The role of the liquidator is to realise the assets of the company and to pay off creditors of the company from the proceeds of sale. If difficulty arises in the course of his administration of the winding up process, the liquidator may apply to the court for directions.
A decade ago, the Malaysian Federal Court (being the apex Court) held in Ooi Woon Chee & Anor v. Dato’ See Teow Chuan & Ors [2012] 2 MLJ 713 that such directions to the liquidator were non-appealable on the grounds that those directions were in the nature of advice only and were not a judgment or order.
Recently, the same issue (on the appealability of such directions) came up before the Federal Court in Tan Kim Chuan v.

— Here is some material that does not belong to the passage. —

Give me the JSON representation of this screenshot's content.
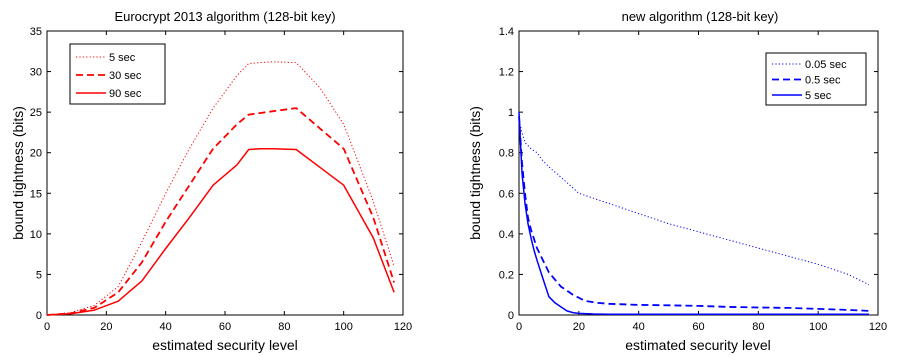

Tan Kim Tian & Ors and another appeal [2022] 6 MLJ 888. The Federal Court clarified and qualified its earlier decision and held that such directions given to the liquidator are appealable only if those directions affect the substantive rights of the parties involved in the liquidation, which was a question of fact.
With this Federal Court decision, the decade-long doubt about whether directions given to the liquidator pursuant to the liquidator’s application under section 487(3) of the Companies Act (section 237(3) of the repealed Companies Act 1965) are non-appealable – which was once thought to be a blanket ban on challenges to such directions – has now been finally and conclusively removed.